Nell’ultimo capitolo, «Altre pratiche femminili», un ulteriore collage di voci racconta perciò la disperazione di chi deve, e non vuole, «sopportare feti troppe volte incubati a forza», e la trama del testo (o del corpo) si increspa, cucendo con punti fittissimi l’aborto segreto e clandestino alla prima definizione di un metaforico dizionario sartoriale, che apre il libro: «Rammendare: riparare un tessuto o una stoffa, livida, ferita, graffiata, rotta, devastata».

A far da sfondo, mai ricordate da Prado Bassi ma ineludibili, le presenze fantasmatiche delle messicane morte nella fabbrica tessile di Chimalpopoca, un edificio pericolante e abusivo crollato nel 2018; delle cucitrici perite nel crollo del Rana Plaza nel 2013, in Bangladesh; delle donne e delle ragazze scomparse nell’incendio della Triangle Shirtwaist Company di New York nel 1911 (l’otto marzo nasce e continua a nascere dai loro corpi bruciati).

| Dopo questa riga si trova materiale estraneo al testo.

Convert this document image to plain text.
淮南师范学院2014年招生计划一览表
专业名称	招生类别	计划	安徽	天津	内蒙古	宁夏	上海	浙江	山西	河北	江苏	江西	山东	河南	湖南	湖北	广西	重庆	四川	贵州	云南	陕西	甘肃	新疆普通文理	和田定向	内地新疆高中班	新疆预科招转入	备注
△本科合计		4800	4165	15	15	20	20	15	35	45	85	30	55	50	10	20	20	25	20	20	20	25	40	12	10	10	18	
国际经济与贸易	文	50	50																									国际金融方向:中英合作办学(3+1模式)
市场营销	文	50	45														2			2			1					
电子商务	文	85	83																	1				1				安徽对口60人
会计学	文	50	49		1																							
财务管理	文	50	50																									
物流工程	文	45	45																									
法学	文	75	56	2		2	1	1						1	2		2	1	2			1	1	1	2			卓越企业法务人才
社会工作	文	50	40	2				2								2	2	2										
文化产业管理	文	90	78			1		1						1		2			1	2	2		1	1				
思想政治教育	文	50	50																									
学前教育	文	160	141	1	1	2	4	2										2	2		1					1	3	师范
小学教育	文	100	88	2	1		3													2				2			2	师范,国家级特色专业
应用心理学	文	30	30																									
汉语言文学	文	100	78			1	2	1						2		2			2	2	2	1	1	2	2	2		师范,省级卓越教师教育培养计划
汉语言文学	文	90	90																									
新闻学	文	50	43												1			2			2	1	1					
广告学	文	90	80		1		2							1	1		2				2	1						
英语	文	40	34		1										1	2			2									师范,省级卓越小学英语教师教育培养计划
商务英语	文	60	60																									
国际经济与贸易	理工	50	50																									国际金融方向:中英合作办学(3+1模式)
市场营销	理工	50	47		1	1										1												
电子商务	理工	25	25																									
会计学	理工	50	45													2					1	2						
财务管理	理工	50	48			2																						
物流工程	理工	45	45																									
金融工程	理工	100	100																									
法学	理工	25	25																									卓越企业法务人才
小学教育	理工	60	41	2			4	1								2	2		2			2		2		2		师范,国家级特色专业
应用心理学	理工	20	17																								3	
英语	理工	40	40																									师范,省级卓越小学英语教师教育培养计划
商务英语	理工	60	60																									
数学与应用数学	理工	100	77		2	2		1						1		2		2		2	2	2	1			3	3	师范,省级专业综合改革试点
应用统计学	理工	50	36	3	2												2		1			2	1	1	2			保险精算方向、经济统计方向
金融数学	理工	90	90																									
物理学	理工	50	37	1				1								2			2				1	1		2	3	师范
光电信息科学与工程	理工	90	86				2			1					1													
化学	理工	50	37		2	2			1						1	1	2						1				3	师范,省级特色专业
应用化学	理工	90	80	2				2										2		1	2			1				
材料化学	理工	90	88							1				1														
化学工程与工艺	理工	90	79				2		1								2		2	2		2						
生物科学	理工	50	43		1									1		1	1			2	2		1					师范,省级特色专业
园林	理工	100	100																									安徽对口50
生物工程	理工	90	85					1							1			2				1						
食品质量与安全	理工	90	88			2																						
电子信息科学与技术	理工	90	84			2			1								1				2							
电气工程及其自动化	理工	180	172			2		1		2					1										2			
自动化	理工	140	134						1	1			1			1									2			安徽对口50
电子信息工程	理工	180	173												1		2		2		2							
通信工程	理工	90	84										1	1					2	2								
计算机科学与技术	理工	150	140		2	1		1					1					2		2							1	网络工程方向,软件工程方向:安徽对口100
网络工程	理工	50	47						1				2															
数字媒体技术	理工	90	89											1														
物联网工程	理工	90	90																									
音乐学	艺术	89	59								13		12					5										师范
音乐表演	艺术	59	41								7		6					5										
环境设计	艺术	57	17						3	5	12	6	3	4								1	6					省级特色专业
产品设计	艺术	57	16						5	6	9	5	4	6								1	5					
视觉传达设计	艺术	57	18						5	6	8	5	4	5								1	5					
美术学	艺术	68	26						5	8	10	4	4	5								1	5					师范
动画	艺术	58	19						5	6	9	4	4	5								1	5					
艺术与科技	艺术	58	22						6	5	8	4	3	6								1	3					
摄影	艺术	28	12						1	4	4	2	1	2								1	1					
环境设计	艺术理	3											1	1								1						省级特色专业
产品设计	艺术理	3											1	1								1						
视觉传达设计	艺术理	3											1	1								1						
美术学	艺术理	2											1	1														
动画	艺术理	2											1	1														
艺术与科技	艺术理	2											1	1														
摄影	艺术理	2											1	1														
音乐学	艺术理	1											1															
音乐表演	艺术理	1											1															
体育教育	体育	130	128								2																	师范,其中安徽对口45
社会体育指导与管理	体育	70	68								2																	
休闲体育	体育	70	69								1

La voce di Mercedes, però, è anche quella della burla, della rabbia, della gioia, della consapevolezza, dell’abilità, di un legame tra donne che va e viene come l’ago nella stoffa, delle piccole rivincite che ciascuna e tutte si prendono su sorveglianti e padroni. In (D)istruzioni per l’uso di una macchina da cucire, Prado Bassi è riuscita a concentrare tutto questo: non solo forbici che tagliano e separano, ma fili che possono unire, legare, tessere, aiutare a resistere.